The Well-Architected Framework: Operational Excellence

In the past years or so both AWS and Azure have published their ‘Well-Architected Framework’ focussing on best practices for cloud architectures; however, these frameworks are much more than just cloud-focused and are a good reference for general good architectures. This article explores these frameworks as a more general set of measurements for good architecture.

The Six Domains

The frameworks published by Azure and AWS consists of a board set up measurement categories from operational excellence to sustainability, as shown in the diagram above. The newest of these categories recently added is ‘Sustainability’ which focus on ensuring environmental impact is limited by evaluating the available execution regions and scaling resources to fit the loads.

An important aspect that has always been seen as a Capex managed budget was the infrastructure aspects (compute, storage, network, etc); however, in the world of cloud, this has now become an Opex expense that has led to interesting surprises. This is a topic worth a more detailed analysis.

Ensuring operational reliability is based on ensuring reliability of the building blocks individually (networking, compute, storage) but equally importantly the ways in which the distributed system can fail. The current focus of ensuring reliability is on observability. Improvements in reliability is, it is currently argued, based on observing the system dynamics closely.

Operational Excellence

Now turning to the topic of operational excellence. To ensure operational excellence and continuous improvement there are a few topics worth discussing. It is perhaps obvious that often managers find it difficult to prioritise the various demands for resources (people, funding, infrastructure) and having a good way to prioritise these demands, maybe using potential value to the organisation or some other measurement has value in itself but can also be implemented in a demand-management process.

Next, now the organisation is organised can help with operational excellence. Ownership is at the root of where to start. All resources should have ownership, often multiple ownership categories. Applications should have a business owner; tools should have an IT owner. Within IT all processes should have ownership.

A topic that is almost never mentioned within the context of operational excellence is the way the culture is affecting excellence. It starts with leadership and flows down. Ensure that team enabled and empowered to act when outcomes are at risk. That is, the culture should support acting when experts know what to do.

The key two words are act and risk. Escalation should be encouraged, if managers are kept in the dark, they can only be reactive. At the same time, managers must embrace the practice of escalation and not shoot the messenger. The last point about culture is that experimentation should be encouraged. This is the base for deep learning.

The last topic for this discussion is the ways to improve flow, that is, improve the smoothness of the processes and workflow. This requires firstly that processes have owners, owners that monitor (not compliance, but how well the process works).
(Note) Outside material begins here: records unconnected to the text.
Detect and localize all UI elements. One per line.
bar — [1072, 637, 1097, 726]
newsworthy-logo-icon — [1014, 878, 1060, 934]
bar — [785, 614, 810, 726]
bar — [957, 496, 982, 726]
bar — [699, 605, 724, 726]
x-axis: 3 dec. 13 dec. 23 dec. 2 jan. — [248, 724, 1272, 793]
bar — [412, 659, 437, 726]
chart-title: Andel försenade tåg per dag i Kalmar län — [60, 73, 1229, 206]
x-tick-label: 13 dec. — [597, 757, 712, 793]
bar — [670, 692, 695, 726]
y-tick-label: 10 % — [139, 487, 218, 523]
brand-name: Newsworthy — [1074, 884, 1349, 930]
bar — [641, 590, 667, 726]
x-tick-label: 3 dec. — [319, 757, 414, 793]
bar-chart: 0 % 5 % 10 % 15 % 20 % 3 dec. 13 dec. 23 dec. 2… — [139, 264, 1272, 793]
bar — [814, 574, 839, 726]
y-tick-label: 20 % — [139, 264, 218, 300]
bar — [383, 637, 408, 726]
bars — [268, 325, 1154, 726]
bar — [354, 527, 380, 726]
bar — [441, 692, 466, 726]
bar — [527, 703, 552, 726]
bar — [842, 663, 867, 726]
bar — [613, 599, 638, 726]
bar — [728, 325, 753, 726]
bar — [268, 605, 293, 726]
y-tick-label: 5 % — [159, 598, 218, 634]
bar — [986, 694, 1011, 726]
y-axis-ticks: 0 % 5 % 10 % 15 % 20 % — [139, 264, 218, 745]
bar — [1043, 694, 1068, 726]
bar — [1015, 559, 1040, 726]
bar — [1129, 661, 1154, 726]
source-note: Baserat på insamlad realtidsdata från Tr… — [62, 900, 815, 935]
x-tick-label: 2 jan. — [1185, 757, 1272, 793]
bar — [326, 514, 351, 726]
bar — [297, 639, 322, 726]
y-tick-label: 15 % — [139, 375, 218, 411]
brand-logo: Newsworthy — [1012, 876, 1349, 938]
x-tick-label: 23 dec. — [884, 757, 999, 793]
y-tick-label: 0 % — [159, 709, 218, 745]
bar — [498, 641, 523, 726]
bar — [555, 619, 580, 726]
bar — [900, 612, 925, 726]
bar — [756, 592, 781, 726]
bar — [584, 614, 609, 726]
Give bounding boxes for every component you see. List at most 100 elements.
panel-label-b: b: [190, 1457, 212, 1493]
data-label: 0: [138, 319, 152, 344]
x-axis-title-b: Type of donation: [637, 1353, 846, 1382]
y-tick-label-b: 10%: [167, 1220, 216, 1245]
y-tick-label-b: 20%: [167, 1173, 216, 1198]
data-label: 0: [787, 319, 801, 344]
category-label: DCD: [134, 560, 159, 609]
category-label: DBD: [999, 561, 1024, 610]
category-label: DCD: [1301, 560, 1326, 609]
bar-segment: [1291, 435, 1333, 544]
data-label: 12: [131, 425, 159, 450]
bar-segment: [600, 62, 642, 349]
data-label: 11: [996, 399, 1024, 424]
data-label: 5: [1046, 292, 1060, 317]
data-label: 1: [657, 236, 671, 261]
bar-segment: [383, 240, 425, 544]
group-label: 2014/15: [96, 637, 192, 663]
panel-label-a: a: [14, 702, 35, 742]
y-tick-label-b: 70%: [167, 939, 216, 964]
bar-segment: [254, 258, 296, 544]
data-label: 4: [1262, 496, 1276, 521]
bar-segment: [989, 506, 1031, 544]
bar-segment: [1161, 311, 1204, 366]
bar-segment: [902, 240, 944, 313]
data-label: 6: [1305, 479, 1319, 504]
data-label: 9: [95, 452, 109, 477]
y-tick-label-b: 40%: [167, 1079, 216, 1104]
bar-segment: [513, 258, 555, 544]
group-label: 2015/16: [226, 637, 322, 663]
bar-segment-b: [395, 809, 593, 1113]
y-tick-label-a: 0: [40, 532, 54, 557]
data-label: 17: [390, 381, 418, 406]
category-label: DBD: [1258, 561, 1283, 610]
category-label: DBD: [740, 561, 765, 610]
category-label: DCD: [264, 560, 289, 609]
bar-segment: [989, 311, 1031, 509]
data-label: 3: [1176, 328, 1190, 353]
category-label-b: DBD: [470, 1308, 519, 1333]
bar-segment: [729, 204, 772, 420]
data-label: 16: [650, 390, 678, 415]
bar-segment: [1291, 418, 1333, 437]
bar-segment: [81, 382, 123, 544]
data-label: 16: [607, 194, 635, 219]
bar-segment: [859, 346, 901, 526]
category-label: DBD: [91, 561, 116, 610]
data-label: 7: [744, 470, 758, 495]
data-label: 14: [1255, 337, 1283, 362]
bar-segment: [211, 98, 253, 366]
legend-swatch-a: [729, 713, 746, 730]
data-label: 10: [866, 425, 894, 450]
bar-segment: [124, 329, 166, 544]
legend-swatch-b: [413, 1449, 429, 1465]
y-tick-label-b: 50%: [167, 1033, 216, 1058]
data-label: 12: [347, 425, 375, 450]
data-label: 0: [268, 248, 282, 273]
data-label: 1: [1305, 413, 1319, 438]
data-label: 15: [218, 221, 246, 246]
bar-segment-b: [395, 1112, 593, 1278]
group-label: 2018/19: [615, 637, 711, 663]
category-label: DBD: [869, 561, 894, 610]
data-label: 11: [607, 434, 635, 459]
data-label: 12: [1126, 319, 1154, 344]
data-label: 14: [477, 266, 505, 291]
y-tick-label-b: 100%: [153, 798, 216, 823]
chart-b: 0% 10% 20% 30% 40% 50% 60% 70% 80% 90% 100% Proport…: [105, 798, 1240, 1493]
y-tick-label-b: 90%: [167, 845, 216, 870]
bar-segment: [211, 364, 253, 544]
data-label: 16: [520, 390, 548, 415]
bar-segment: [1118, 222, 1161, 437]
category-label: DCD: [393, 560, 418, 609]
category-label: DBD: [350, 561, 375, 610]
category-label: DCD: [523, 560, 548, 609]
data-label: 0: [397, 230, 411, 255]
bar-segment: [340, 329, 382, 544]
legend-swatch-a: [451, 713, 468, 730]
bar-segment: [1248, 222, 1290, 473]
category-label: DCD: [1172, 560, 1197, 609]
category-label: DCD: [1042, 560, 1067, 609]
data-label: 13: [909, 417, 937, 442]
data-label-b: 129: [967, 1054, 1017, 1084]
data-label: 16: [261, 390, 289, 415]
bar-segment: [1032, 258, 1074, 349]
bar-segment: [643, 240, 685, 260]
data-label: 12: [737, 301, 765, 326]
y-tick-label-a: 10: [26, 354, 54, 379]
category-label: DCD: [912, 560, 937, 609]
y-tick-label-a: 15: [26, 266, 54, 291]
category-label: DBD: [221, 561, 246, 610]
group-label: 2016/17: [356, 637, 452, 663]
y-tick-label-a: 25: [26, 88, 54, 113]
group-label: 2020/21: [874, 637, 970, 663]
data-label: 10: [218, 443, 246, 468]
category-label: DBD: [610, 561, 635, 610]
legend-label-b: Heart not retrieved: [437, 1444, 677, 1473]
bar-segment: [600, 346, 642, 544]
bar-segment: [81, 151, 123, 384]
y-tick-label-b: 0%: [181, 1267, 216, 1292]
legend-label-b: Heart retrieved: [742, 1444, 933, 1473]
Small points around process: use version control, validate change, use build and deployment management software, have design standards, and importantly, widely distribute and discuss the standards. The last point about flow is that making small reversible changes leads to more stable system and less sleepless night.

Observability is a hot topic currently and improving the right kind of observational data can improve overall operational excellence in four ways, namely by acting as a good early warning system, by providing early issue identification, by greatly improving the issue hunting ability, and lastly, by providing post incident data to help prevent such issues in future.

Observability is not just monitoring real-time events and workloads, CPU usage and memory levels. Observability must be an integrated approach starting with correlation IDs to be able to track events end to end through a complex environment, writing well-formatted event-logs, monitoring process performance (business processes within the system, customer journeys, etc).

The last topic that this article will touch on is that of understanding the operational health. This is a strange topic for operational excellence but knowing the KPIs/scorecards/OKRs are important for operational excellence. If Operational excellence is measured, and the operational health is understood, then that forms the foundation for continuous improvement.

The Well-Architected Framework that was put forward by AWS and Azure is a well-thought-out set of measurements that can contribute not only to cloud architecture operations but can be applied wider to improve happiness and longevity, as a by-product of improving operational excellence. In summary, manage demand, assign ownership, enable action on risk, improve the flow, holistic observability, understand operational health. Profit!